In May of 2001, I had started dating a girl named Giovanna. The last four digits of her phone number were 0911. A few months later, in September, I was ready to teach English in my first year at the high school I graduated from - John Adams High School in Queens, New York. My alarm clock went off, and there was breaking news that an airplane had hit one of the World Trade Center buildings. I stood up, listening attentively to the report. Soon after, another report came in, that a second plane had crashed into the other tower. My first thought? "What the hell is happening?" I jumped out of bed and turned on the television to watch the horror that was unfolding.
My teaching schedule permitted me to watch the news until about 10:50 a.m. When I saw the towers fall down, I was obviously in shock. But for some reason, I didn't have the impression that so many people had been inside. I thought that most, if not all, had gotten out and that I witnessed the death of the Twin Towers. This was clearly terrorism, and the terror extended to the Pentagon in Washington, D.C. and an open field in Pennsylvania.
Like it or not, I had a responsibility to get to school. I was confused, afraid and deeply saddened by what I witnessed on television, but the young teens at John Adams didn't feel any different. As I walked quickly to the school, with the black smoke still floating in the distant air behind me, I entered the building and soon found myself comforting students, trying to address questions with answers I didn't have and, when possible, watching the news on television in the school library.
The sadness was soon accompanied by anger once I found out, like every other American, that more than 3,000 people died from the worst attack on American soil. It was either one or two days later that I was told my cousin Mary's husband - Captain Thomas Farino of Engine Company 26 of the NYC Fire Department - was among the missing or the dead.
Thomas was a soft-spoken man who cared deeply for his family. He was also a smart and dedicated firefighter who rose quickly through the ranks (from firefighter to lieutenant and then captain). Following the tragedy, Tom was posthumously promoted to Battalion Chief. He was only 37 years old, and his body was never recovered. He left behind Mary and their two wonderful children, Jane and Jimmy.

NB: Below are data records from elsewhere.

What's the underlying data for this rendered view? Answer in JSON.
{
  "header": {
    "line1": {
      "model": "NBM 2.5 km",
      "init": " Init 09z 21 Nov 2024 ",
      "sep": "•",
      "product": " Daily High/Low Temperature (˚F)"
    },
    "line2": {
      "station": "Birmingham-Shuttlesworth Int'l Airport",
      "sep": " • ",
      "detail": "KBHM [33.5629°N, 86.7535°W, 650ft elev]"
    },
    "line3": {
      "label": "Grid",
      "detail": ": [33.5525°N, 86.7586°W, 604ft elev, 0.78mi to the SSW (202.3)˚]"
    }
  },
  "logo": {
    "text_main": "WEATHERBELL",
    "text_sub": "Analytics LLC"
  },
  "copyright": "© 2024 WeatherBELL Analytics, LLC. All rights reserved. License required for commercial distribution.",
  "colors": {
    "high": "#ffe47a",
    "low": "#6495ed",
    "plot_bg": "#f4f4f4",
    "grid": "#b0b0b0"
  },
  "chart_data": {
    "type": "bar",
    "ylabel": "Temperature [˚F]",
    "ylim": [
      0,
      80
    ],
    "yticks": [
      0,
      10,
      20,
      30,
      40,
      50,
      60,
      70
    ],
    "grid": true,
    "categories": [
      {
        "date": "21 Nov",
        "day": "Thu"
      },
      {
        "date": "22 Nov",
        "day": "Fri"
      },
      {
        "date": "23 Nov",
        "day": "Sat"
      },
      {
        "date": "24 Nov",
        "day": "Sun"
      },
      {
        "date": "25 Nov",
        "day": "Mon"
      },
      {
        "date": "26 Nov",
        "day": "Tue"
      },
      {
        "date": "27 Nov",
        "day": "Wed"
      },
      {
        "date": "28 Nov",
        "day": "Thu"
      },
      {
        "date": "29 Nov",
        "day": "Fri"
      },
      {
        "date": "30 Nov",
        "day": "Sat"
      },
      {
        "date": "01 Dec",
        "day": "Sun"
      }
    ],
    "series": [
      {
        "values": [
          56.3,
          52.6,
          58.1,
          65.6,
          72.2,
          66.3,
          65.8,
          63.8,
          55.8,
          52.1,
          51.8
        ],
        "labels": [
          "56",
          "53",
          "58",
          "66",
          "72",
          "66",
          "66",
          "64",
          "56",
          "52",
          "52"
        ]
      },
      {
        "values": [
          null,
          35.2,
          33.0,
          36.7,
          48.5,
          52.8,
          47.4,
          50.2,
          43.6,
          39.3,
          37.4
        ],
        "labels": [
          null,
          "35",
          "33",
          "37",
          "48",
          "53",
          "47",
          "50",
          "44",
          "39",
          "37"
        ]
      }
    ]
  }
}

It would be an understatement to say that I changed since that horrific day. I began giving a smile or a thumbs up to every firefighter that I saw. My patriotism for America tripled when I saw how people stood in unity and waved flags at the same time they were feeling so much pain and grief. And it was the time of my life when I personally had gained a hero in my life. Every September since the tragedy, I conduct a lesson with my students in which we discuss heroism and who our heroes are. We write friendly letters to our heroes (some choose to express their gratitude to the local police and fire departments, and I deliver those letters to them).
In 2006, my wife (yes, Giovanna), gave birth to a beautiful baby boy. Although we played around with different names prior to the day he entered the world, we didn't need much time deciding on his middle name. We wanted his middle name to stand for something, to have relevance. Hence, we decided on Matthew Thomas.
From the time Matthew was born up until about the age of 4, we read many beautiful stories to our son. But in the past year, we have told him a story unlike the ones he heard before. This one is not filled with fantasy and doesn't contain fictional characters. It's the story of our family's hero. It's about someone who sacrificed his life in order to do all he could to save the lives of others. And it's a story that Giovanna and I hope Matthew carries with him forever. It's called "Tom."
"I want to see Tom," Matthew said to me recently. "Can we visit him?" I stared at him with such joy and pride, and replied, "One day, later on in life, you will, Matthew. You will."